Riley’s description of a summer spent in idle pursuits while the world outside the estate’s gates writhes and burns and suffers is beautifully drawn. She had me from page one. She had me to the end. A stunning, sophisticated, stupendous saga.
After the opening flashback, we find Posy approaching her seventieth birthday. That wartime summer is, literally, a lifetime away. But she is still living in Admiral House; still relishing her beautiful family home. Her beloved father is long-dead, but Posy has built a life for herself without him. She remembers her idyllic childhood, catching butterflies with her father and trying to push away thoughts of his return to do battle in the skies, but the arrival of her own children has given her a potent new reality.

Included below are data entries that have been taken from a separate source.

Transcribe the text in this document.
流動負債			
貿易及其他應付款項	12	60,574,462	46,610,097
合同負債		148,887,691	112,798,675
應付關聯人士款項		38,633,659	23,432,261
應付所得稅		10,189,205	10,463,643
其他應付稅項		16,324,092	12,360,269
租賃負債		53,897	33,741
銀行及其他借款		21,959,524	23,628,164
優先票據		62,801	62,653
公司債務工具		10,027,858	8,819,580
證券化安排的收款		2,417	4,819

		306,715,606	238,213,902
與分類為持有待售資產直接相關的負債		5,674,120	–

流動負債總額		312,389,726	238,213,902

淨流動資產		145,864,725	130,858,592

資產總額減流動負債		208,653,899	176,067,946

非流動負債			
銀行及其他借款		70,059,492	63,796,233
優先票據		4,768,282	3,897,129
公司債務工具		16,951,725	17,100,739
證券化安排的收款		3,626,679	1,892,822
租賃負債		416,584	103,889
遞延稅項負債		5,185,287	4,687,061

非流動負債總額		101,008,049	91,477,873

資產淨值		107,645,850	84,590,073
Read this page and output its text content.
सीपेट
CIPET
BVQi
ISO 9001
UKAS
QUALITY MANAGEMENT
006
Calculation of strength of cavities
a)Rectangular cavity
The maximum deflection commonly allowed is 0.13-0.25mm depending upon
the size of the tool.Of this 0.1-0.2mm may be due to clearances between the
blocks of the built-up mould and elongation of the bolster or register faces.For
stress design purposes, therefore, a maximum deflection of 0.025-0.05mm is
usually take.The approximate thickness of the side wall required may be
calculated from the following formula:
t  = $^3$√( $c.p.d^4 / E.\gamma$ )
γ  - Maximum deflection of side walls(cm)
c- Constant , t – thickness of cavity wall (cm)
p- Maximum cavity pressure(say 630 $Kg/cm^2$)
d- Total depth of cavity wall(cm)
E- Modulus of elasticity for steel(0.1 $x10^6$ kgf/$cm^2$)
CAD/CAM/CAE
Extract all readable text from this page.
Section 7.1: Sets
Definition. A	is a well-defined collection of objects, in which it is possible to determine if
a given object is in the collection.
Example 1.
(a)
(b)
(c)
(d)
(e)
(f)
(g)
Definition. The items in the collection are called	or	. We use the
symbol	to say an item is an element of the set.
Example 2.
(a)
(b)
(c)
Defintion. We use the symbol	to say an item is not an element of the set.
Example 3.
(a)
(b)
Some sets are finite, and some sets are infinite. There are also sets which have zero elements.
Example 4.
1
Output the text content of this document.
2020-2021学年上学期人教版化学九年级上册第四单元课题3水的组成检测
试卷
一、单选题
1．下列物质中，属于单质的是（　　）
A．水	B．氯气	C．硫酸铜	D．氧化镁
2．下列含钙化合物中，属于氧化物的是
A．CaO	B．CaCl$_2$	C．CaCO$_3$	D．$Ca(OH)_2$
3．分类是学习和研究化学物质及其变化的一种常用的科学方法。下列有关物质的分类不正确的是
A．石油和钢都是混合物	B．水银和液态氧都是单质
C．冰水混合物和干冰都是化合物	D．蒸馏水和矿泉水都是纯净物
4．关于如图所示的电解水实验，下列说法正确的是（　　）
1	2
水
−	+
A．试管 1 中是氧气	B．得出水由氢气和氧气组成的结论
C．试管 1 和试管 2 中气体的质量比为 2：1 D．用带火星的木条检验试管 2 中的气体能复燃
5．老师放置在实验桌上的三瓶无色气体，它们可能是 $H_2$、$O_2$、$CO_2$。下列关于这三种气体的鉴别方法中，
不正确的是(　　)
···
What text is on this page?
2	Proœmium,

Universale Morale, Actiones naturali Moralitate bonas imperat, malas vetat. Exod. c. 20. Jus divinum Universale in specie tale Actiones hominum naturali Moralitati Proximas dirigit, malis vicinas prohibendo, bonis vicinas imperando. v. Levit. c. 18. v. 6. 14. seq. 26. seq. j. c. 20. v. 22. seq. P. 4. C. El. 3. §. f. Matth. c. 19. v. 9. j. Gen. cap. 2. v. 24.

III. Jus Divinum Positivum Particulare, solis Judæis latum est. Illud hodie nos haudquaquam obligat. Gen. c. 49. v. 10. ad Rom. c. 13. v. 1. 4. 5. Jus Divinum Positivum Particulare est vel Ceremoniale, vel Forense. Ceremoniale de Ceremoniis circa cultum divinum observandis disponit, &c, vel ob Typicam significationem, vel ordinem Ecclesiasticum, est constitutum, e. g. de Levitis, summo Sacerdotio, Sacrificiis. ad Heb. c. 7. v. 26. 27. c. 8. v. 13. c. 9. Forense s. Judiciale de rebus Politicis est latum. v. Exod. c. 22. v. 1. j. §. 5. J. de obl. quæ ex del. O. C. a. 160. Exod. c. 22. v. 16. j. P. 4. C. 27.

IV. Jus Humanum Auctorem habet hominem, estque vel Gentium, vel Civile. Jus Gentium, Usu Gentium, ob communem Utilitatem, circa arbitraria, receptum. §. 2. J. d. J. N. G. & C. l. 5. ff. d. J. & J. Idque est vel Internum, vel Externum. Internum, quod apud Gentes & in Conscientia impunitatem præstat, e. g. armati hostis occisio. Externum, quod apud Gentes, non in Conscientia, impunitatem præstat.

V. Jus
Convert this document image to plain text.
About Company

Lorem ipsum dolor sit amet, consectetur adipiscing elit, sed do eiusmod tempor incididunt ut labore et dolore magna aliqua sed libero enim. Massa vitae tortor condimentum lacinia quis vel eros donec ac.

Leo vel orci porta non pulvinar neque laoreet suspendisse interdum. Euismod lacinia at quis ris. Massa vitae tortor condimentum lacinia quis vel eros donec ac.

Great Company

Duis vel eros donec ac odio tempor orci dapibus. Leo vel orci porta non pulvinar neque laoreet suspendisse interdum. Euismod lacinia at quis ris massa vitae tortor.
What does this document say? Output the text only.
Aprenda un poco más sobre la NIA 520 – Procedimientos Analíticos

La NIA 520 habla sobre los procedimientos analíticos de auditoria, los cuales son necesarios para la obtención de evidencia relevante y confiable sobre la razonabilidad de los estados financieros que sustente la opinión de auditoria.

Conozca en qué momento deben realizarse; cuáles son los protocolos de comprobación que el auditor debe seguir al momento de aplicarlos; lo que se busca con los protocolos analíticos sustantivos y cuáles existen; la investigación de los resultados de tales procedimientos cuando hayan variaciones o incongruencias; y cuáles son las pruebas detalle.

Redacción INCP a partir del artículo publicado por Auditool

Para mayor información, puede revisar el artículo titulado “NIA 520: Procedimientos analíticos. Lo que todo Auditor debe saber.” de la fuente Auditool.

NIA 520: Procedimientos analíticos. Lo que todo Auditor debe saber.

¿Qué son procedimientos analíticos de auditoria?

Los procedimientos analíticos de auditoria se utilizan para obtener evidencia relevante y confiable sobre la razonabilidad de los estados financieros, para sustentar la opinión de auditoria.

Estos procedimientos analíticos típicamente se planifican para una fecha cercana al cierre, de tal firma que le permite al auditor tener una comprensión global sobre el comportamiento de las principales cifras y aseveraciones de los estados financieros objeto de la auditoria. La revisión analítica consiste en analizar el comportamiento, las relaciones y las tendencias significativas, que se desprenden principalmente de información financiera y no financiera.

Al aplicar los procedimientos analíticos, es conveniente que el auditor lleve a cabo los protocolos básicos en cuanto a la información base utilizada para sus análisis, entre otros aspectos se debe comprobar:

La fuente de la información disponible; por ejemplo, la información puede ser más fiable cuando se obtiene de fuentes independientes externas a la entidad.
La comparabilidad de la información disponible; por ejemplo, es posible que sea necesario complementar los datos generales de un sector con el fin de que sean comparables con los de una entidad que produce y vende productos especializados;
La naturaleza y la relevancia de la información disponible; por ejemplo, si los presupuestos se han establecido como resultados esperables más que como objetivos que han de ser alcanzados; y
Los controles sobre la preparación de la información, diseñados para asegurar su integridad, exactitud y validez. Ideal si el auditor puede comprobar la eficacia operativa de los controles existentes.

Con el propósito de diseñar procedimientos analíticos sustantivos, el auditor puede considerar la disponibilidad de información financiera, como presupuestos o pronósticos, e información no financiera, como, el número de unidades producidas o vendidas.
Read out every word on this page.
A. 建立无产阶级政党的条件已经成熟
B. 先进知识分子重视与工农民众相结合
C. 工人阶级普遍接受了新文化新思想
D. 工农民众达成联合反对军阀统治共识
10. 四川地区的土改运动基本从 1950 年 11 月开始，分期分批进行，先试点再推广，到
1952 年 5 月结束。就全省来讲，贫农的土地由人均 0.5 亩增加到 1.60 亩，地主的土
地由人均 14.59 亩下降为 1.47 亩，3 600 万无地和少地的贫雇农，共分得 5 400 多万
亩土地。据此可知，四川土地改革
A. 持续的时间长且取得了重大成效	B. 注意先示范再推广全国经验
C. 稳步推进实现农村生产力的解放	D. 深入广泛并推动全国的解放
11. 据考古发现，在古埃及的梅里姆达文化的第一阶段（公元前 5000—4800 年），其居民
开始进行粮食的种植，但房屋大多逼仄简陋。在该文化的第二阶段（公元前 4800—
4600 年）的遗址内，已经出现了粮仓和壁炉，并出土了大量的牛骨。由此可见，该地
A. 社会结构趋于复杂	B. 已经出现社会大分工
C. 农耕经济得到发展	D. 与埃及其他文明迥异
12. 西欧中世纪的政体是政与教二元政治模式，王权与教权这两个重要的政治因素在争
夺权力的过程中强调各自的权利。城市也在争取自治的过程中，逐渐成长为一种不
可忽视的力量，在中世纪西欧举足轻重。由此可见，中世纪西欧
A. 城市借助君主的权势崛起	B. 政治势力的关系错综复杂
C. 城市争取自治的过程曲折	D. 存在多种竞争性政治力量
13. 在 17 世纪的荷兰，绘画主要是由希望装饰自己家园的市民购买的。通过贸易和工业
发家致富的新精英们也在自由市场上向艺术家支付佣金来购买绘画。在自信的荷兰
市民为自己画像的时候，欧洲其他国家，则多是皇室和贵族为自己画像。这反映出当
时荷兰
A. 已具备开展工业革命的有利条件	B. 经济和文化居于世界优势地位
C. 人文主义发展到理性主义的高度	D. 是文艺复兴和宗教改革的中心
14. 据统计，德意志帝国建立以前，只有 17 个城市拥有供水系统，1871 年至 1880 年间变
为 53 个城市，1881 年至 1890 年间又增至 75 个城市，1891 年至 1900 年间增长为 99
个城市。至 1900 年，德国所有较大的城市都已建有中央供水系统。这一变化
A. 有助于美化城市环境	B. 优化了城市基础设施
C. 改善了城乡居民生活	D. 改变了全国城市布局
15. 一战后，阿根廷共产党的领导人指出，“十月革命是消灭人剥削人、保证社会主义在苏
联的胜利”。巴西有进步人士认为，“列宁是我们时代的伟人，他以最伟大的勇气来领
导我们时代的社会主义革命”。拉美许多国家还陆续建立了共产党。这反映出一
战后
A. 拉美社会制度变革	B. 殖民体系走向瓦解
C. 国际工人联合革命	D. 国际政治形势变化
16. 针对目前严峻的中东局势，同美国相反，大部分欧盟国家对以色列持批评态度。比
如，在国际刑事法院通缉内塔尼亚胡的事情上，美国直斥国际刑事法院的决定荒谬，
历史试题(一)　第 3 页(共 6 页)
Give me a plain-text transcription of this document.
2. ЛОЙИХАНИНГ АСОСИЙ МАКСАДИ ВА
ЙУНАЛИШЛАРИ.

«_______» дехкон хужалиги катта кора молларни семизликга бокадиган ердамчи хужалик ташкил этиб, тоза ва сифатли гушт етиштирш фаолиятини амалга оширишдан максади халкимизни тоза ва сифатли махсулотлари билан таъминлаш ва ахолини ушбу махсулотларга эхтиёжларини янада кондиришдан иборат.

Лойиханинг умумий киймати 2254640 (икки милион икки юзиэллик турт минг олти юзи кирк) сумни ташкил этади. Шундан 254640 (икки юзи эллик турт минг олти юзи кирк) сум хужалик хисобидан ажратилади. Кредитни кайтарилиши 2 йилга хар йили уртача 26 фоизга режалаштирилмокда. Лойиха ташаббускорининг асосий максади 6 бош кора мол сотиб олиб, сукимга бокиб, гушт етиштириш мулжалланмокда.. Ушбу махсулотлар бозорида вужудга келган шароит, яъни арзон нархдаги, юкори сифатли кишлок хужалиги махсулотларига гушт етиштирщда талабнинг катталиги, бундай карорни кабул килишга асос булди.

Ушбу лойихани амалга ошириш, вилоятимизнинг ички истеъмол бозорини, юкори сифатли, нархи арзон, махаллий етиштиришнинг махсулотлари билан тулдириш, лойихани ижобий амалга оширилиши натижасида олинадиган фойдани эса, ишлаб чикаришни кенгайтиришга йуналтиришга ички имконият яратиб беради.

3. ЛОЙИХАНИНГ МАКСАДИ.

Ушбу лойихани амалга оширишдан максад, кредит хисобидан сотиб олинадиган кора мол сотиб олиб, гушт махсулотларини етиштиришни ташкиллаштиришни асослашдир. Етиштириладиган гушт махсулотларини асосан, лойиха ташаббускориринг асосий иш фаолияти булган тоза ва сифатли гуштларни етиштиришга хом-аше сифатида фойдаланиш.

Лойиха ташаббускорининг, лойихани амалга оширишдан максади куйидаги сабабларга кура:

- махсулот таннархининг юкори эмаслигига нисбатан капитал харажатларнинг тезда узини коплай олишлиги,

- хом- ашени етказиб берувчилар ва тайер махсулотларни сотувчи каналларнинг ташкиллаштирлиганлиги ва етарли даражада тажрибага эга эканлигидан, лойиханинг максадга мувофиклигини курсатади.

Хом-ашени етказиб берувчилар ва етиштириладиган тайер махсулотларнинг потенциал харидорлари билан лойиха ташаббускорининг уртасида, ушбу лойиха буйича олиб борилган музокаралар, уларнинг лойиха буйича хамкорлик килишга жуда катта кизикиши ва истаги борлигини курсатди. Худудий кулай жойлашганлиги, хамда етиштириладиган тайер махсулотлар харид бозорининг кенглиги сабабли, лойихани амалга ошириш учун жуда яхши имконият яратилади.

Now, Posy must come to a painful decision. She has spent more than a quarter of a century tending to Admiral House and improving its beautiful gardens, but that time is passing. The house itself is crumbling; the gardens are impossible to maintain. It is time to sell. Time to move. Time to say goodbye to everything that defines her.
And then the past returns to throw everything into chaos and confusion. Posy’s first love is back – fifty years after he left her broken-hearted. Freddie. Can Posy trust his renewed promises of love? And what of her children; useless businessman Sam and younger son Nick who suddenly re-appears after ten years in Australia?
The Butterfly Room is a real Forsythe Saga of a novel; layered, complex, fascinating and, in the end, deeply satisfying. Put your feet up, settle back, and enjoy.